One of the hardest parts of waiting tables is letting go of the idea of “deserving.” In a perfect world, the table that had you walk them through every item on the menu, needed their diet cokes refilled a dozen times, had an immensely convoluted order that required a five-minute conversation with the kitchen manager, asked for a plate of bar fruit to snack on (and not be charged for it) and generally just ran you into the ground, would tip 25% at the absolute minimum. But that’s not how this job works (the best tippers, in fact, usually seem to be those who require the least attention).

It’s a job where the actual amount of work you do doesn’t really have much to do with the money you make (if it were, a cup of tea would cost $6.95). Sometimes that works in our favor: There’s nothing inherently more difficult about waiting on a table that had two filets and a bottle of wine vs. a table that had two salads and some iced tea, but for some reason I’ll make $20 more for the table with the filets. So I guess it doesn’t make much sense from the guest’s perspective either.

The truth is, I have little to no control over my tips. All I can do is give the best service I can give, time and time again, and hopefully the good tippers will tip even better, and the horrible tippers will at least leave a few dollars more than they usually do. Other than that, it’s out of my hands. Once you’ve said to yourself, “How could they only leave me (insert shitty tip here)?! After all that work!” so many times, at a certain point you have to ask yourself if it even makes sense to ask that question anymore.

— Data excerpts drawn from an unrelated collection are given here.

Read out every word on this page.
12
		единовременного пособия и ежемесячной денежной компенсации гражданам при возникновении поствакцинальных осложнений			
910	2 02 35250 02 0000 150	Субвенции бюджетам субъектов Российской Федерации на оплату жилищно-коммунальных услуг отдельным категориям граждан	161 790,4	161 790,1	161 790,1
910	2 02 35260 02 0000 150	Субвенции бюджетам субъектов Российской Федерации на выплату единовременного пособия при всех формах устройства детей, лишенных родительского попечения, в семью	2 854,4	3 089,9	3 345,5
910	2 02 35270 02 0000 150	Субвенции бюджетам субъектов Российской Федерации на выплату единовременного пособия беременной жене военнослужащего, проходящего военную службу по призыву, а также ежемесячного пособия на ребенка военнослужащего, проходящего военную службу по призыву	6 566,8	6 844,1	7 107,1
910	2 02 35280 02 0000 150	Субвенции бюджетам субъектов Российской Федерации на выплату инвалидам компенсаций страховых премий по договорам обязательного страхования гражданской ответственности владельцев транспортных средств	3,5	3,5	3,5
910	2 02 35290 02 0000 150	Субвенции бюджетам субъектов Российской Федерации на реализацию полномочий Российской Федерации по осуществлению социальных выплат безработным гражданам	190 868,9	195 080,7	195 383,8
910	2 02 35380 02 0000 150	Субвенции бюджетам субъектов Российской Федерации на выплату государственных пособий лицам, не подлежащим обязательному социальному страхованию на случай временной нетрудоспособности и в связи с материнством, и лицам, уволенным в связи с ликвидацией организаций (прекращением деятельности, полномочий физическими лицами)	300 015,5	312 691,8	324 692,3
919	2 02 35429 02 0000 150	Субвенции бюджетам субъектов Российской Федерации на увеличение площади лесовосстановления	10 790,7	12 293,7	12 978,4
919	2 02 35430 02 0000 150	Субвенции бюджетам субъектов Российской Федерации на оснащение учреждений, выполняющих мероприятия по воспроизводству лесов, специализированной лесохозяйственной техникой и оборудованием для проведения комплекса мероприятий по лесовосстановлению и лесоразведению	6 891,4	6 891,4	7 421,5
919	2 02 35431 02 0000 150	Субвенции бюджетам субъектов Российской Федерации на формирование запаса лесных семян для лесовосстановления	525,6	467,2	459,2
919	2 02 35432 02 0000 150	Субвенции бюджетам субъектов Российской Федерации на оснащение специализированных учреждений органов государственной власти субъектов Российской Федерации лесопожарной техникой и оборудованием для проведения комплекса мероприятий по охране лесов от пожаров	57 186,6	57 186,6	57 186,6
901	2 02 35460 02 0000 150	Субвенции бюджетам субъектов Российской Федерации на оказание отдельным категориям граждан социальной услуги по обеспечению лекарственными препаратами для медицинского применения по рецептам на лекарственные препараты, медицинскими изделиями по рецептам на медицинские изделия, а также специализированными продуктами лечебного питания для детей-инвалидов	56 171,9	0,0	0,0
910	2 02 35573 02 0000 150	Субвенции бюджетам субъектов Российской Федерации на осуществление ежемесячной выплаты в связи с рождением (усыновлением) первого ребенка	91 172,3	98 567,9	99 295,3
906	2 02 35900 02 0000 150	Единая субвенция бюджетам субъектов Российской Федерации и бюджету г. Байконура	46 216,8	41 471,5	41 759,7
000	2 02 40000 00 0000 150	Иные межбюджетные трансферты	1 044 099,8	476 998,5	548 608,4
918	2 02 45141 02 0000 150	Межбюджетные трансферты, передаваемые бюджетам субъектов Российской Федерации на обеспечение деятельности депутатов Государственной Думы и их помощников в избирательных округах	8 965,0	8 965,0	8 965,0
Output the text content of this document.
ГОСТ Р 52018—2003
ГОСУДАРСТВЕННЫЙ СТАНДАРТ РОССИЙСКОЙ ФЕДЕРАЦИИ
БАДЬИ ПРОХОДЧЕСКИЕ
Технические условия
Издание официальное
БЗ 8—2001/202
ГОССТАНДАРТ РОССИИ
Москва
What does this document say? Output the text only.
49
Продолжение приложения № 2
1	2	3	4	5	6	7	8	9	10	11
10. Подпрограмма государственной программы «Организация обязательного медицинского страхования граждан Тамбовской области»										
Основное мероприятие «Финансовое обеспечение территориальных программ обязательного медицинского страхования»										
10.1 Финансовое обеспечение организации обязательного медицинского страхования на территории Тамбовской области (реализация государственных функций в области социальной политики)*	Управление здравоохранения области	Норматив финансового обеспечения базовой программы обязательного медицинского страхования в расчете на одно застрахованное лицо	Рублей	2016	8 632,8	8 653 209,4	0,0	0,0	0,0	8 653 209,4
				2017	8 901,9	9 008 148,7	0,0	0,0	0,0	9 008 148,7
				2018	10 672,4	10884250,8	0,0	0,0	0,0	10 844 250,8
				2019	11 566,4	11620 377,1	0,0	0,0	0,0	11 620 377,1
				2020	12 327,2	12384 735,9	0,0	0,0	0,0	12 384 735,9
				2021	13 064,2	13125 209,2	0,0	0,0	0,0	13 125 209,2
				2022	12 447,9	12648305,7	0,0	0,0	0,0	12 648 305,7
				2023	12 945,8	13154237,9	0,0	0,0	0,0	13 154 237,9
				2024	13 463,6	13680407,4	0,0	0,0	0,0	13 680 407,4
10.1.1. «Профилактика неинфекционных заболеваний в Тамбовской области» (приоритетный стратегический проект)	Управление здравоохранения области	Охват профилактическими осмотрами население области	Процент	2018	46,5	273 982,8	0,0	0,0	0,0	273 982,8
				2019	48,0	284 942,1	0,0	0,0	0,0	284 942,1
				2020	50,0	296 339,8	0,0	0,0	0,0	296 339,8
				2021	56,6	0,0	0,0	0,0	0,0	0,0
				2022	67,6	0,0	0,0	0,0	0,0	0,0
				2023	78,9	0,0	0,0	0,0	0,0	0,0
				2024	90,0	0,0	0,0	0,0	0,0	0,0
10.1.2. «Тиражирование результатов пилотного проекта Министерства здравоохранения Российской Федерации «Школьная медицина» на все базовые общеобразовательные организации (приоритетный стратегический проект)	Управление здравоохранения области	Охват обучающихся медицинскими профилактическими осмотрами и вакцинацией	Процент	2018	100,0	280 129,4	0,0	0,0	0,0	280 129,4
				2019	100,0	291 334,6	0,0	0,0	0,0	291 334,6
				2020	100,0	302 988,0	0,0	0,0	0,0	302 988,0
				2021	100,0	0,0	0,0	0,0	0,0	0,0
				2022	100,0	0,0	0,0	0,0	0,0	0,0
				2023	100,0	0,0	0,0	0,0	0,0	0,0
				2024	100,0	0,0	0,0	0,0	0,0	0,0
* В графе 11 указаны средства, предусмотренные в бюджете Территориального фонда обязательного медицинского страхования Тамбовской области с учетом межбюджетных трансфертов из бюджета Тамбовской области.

A large component of Eastern philosophy is detaching from the results of your actions. In Christianity it would be taking the action and turning the results over to God. The point is the same: at the end of the day we really have little to no control over the specific outcomes of what we do, and that’s true with so much of life beyond just waiting tables. We have to let go of our ideas of what’s “fair.” All we can do is our best, and hope that if we do our best enough times eventually we’ll get better results than someone who only gave a half-hearted effort or didn’t try at all.


  1. why would a cup of tea cost $6.95?

  2. Ah, my non-waiter friend - it is because the actual amount of labor involved in prepping a tea - presenting the tea box, getting honey and/or lemon, milk (not cream) (which is kept completely separate from the hot water/coffee station) or sugar, setting the plate for the tea pot, doily, hot water, coffee cup (which better be sparkling, since there's nothing to mask the coffee stains) - is a lot for something that costs no more than a soda (which requires me to fill a glass somewhat with ice and press it against a lever). Again, this goes back to the idea that there is no real correlation between the work provided and the money received (a $13 martini, for instance, only requires that I walk to the bar, pick it up, and walk back).